A new analysis of the remains of nearly 5,000 ancient humans, spanning from Western Europe to Asia and dating up to 34,000 years ago, has yielded the world’s largest gene bank of ancient human DNA, according to the findings of an international team of researchers.
The team reports that they were able to identify the source of several neurodegenerative diseases, including multiple sclerosis (MS), and how those illnesses made their way into Europe and around the globe. Multiple sclerosis (MS) is most prevalent in Northern Europe, a phenomenon that has puzzled scientists for years.
MS is a chronic, often disabling disease that primarily affects the central nervous system, which includes the brain and spinal cord. It is characterized by the body’s immune system mistakenly attacking myelin, the protective sheath that covers nerve fibers. Myelin is crucial for the efficient transmission of nerve impulses along nerve fibers.
If myelin is damaged, this transmission can be disrupted or blocked, leading to various, often serious, symptoms. This autoimmune attack on myelin leads to inflammation and damage and, in severe cases, the formation of scar tissue, which further hinders nerve signal transmission. There is currently no cure for MS.
According to this latest research, it has been revealed that key genetic factors increasing the risk of MS were introduced into northwestern Europe about 5,000 years ago. This genetic influx is attributed to the migration of sheep and cattle herders from the east.
In a collection of four papers published in Nature, the team undertook a meticulous analysis of ancient human remains – bones and teeth – excavated from various sites across Eurasia. Researchers pinpointed the origins of these MS-related genes to the Pontic Steppe, an expansive region that includes parts of modern-day Ukraine, South-West Russia, and West Kazakhstan. The study identified the Yamnaya people, ancient livestock herders known for their extensive migrations, as the carriers of these genetic variants.
Interestingly, these genetic traits conferred a survival advantage to the Yamnaya, likely offering protection against infections from their livestock. However, these same genes also heightened the risk of developing MS.
“Carrying the MS risk genes must have been a significant advantage for the Yamnaya upon their arrival in Europe, despite the increased MS risk they brought,” explained Professor Eske Willerslev of the Universities of Cambridge and Copenhagen. Willerslev, an expert in ancient DNA analysis and the project’s director, notes that these findings not only reshape our understanding of MS but also have crucial implications for its treatment.
The research encompassed a broad temporal range, examining specimens from the Mesolithic era to the Middle Ages, with the oldest genome dating back about 34,000 years. This comprehensive study offers an explanation for the ‘North-South Gradient,’ the observed phenomenon of higher MS incidence in Northern Europe compared to Southern Europe.

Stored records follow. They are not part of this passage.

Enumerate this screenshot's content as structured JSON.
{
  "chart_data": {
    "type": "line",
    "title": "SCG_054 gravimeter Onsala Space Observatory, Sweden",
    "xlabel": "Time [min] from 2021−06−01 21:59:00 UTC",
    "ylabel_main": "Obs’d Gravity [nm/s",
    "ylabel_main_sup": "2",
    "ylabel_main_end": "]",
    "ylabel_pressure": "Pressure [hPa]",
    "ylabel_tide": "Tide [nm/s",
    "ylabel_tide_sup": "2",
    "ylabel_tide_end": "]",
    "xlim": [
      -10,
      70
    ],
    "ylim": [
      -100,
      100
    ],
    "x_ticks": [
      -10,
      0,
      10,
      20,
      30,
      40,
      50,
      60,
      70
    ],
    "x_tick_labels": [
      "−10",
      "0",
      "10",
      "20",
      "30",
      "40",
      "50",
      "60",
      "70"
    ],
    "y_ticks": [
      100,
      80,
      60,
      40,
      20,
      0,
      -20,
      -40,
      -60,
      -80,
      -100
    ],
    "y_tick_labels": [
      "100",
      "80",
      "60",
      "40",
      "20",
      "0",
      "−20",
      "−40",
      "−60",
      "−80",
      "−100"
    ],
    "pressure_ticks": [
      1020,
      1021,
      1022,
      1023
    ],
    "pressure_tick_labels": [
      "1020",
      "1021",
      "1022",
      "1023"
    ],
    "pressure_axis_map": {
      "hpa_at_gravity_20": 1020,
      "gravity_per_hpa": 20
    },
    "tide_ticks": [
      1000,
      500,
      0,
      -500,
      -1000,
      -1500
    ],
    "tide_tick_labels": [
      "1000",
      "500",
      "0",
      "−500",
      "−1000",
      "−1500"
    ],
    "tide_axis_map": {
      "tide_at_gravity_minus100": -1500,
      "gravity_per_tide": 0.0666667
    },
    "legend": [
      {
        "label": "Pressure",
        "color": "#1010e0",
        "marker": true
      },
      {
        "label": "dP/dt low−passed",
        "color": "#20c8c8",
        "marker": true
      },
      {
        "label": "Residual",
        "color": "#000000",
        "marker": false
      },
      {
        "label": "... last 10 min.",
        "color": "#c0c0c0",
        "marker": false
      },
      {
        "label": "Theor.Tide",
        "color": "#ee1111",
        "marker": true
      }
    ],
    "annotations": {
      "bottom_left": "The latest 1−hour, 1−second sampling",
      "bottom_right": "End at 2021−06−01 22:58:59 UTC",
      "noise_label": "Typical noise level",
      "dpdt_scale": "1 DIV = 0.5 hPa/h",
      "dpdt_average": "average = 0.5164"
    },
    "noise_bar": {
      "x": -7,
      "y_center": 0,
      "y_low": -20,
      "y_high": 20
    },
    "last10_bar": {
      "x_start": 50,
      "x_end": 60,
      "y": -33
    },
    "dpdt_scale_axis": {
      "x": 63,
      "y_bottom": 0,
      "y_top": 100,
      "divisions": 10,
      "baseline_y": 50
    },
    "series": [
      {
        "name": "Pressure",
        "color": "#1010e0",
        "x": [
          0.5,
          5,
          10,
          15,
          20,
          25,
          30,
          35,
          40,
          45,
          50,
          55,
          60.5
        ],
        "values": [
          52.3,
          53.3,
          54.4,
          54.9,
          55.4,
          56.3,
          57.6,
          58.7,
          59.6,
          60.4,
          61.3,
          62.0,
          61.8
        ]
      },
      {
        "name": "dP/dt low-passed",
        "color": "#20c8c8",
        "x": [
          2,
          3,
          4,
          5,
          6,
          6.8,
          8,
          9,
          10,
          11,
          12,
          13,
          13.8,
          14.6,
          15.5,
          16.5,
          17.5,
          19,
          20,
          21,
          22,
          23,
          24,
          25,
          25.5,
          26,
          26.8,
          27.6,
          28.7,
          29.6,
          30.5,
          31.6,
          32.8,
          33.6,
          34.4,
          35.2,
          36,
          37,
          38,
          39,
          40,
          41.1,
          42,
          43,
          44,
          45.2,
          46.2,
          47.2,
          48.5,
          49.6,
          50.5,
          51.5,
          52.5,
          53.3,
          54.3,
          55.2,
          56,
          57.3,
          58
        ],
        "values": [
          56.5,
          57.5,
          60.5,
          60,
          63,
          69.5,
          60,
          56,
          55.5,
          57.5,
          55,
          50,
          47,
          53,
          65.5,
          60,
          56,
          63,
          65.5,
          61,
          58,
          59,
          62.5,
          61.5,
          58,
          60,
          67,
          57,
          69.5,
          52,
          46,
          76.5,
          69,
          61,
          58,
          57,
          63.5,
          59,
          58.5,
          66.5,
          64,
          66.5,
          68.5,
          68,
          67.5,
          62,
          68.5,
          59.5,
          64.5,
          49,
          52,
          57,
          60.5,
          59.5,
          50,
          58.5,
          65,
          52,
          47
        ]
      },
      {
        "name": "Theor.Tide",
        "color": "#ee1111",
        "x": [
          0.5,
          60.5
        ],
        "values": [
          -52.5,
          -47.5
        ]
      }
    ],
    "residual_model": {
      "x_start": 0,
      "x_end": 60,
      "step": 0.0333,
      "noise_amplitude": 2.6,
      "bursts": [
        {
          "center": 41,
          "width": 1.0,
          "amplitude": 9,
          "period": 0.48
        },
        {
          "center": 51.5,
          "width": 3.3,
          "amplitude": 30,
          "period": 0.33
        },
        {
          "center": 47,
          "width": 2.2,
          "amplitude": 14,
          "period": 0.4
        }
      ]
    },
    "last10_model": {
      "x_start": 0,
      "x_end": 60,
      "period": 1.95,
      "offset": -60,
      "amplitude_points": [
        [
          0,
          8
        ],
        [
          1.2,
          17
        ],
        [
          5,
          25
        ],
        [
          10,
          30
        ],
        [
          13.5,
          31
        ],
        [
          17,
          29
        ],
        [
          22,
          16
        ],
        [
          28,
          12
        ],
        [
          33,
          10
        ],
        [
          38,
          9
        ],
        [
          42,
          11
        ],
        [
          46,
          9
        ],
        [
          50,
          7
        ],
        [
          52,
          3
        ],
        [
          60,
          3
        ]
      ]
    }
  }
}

Genetically, the Yamnaya are considered ancestors of many in present-day Northwestern Europe, while their influence is less pronounced in the Southern European population. Previous studies identified 233 genetic variants linked to an increased MS risk. These variants, influenced by environmental and lifestyle factors, raise the risk of developing the disease by approximately 30%. The new research has found that these genetic risk factors for MS existed in ancient human remains, bridging a connection across millennia.
This collection of DNA research has also led the team to develop a richer understanding of multiple other illnesses that affect humans. According to these studies, the gene bank has been instrumental in linking genes from ancient populations to modern diseases like Alzheimer’s and type 2 diabetes. The team also hopes that, with all this DNA, the root genetic markers for diseases like autism, ADHD, schizophrenia, bipolar disorder, and depression can also be more thoroughly investigated.
Dr. William Barrie, a co-author of the study and postdoctoral researcher at the University of Cambridge’s Department of Zoology, expressed the team’s astonishment at the results.
“These findings represent a significant advancement in our comprehension of MS and other autoimmune diseases’ evolution,” Barrie said in a statement.
“They underscore the profound impact of our ancestor’s lifestyles on contemporary disease susceptibility, reminding us of our inheritance of ancient immune systems in today’s world,” he stated.